Add tests for integrity of merged contexts
cthoyt opened this issue · 1 comments
#15 introduced data integrity tests, but did not apply them to the merged contexts, because there seems to be some issues with the logic that generates them.
The merged
and merged.oak
strings should be removed from the following (effectively leaving skip = set()
to go along with any updates that it takes to generate merged contexts with bijectiveness guarantees.
If we don't skip these, then
def test_namespace_aliases(self):
"""Test that prefix aliases have a valid namespace."""
will fail, but this is expected.
this is because we have:
merged,sdo,https://schema.org/,namespace_alias
from prefix.cc -- which is junk because, the correct semantic URL uses http not https, so there is no direct deterministic join point with the correct canonical prefix or IRI:
merged,schema,http://schema.org/,canonical
so this is effectively orphaned
now, we could extend the test to do a transitive walk over aliases and use the following as a join point:
merged,schema,https://schema.org/,prefix_alias
but this would be overkill, and not necessary, as the fundamental assumption here doesn't hold - the merged context does have integrity, it provides the correct bijective mapping for schema.org, according to the precedence rules in which the merged context is built (with the junky prefix.cc having lowest priority).

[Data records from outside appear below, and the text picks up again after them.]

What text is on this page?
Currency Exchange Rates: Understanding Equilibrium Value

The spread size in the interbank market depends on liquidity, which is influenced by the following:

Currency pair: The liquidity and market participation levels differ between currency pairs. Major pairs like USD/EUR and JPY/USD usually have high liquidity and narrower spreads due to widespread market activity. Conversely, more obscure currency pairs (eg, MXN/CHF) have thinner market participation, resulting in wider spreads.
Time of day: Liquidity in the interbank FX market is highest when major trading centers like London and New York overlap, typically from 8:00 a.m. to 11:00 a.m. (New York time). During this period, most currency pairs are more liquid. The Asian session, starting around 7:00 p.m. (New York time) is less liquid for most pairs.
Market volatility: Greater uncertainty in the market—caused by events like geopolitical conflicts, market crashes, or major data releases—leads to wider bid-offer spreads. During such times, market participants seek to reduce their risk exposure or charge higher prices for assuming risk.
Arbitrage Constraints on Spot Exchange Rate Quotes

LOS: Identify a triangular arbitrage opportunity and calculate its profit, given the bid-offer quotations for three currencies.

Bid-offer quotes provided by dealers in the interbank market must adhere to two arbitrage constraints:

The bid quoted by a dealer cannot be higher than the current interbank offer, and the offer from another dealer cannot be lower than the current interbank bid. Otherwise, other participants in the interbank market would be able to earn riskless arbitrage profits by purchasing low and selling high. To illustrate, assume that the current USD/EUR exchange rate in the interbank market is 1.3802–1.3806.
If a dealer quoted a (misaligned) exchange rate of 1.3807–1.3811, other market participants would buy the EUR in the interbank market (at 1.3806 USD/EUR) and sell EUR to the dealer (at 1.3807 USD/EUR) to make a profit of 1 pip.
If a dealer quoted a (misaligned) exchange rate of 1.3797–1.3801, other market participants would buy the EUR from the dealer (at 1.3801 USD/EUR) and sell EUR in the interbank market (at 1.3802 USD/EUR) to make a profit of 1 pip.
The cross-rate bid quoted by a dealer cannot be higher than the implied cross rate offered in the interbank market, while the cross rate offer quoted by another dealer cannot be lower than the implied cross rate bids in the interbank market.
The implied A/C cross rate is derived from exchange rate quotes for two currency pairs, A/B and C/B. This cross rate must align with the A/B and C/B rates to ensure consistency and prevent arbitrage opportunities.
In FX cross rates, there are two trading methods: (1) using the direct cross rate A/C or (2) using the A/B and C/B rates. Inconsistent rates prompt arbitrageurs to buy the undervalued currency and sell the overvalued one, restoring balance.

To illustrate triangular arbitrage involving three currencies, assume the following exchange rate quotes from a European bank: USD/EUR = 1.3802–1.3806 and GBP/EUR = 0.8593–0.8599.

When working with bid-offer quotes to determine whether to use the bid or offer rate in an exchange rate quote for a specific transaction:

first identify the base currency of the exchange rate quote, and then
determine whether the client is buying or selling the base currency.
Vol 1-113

The thing to remember here is that the only thing the API exposes is the canonical mappings, the rest is just there for debugging purposes. It could be argued that a cleaner design would be for the CSVs to only include the canonical mappings for that context, and to put additional anciliary metadata that arises from the ETL elsewhere - a separate issue could be made for this if it's a priority (this would only be a priority for making the library easier to understand, as it wouldn't affect the users of the library)